8 September New York City

It's a beautiful day to have a first taste of New York City. The train drops us into Penn station in the heart of Manhattan and we walk the length of Broadway to the Battery on the south tip of the island. Interesting fact; Broadway runs at a diagonal across Manhattan island and is an old Indian trail.
Little Italy

Supreme Court sqaure

On the way we see the Empire State Building, Flat Iron building, a farmers market, Little Italy with roadside tables, a bite of dim sum lunch in Chinatown and then on to the judicial and financial area.

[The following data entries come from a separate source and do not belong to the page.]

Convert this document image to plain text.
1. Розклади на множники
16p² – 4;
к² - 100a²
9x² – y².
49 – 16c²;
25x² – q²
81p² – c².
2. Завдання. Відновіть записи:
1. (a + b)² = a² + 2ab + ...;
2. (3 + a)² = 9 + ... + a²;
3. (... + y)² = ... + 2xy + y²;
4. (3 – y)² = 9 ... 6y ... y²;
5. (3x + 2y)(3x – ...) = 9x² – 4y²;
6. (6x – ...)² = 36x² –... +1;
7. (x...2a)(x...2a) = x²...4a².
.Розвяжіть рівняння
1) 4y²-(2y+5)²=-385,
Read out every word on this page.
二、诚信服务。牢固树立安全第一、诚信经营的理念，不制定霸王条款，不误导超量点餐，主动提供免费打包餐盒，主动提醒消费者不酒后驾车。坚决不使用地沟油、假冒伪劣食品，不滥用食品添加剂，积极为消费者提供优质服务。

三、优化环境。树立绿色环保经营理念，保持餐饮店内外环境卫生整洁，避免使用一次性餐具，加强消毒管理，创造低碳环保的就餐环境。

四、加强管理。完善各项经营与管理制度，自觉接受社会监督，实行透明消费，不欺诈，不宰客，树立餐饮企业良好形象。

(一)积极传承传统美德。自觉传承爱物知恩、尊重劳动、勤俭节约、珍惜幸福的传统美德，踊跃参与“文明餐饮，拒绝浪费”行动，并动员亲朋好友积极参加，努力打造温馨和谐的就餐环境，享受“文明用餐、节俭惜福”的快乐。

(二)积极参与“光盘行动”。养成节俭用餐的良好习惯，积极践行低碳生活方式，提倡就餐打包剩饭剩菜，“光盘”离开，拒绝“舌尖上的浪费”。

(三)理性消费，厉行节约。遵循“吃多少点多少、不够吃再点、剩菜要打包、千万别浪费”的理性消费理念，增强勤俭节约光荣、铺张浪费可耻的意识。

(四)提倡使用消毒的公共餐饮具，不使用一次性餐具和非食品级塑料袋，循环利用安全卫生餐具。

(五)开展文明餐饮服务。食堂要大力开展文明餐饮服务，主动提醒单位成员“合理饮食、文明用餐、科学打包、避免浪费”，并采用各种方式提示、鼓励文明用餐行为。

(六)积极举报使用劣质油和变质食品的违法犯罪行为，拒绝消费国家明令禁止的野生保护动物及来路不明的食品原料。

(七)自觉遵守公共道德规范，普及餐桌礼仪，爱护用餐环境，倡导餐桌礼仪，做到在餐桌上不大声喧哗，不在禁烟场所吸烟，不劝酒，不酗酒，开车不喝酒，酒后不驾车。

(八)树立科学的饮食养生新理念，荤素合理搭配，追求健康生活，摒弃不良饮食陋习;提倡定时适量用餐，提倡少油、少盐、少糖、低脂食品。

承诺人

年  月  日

We couldn't pass the World Trade Center without pausing to view the new buildings and the memorials; where the bases of the twin towers had been are vanishing pools and surrounding the pools a marble wall inscribed with the names of everyone who perished on 11 September 2001.

9/11 Memorial

9/11 Museum

It's a Sunday (part of the reason for choosing this walk) and the offices are closed, roads quieter and time to meander down Wall Street, stroll past the Supreme Court and finally find ourselves at the Staten Island ferry. From here we could see the Statue of Liberty, but it was late in the afternoon by now. Time to take the subway back to Penn Station and catch the train to Port Washington. Fortunately the road from Port Washington station to the dinghy dock at the bottom of Main Street is down hill because our feet were tired and we were tired.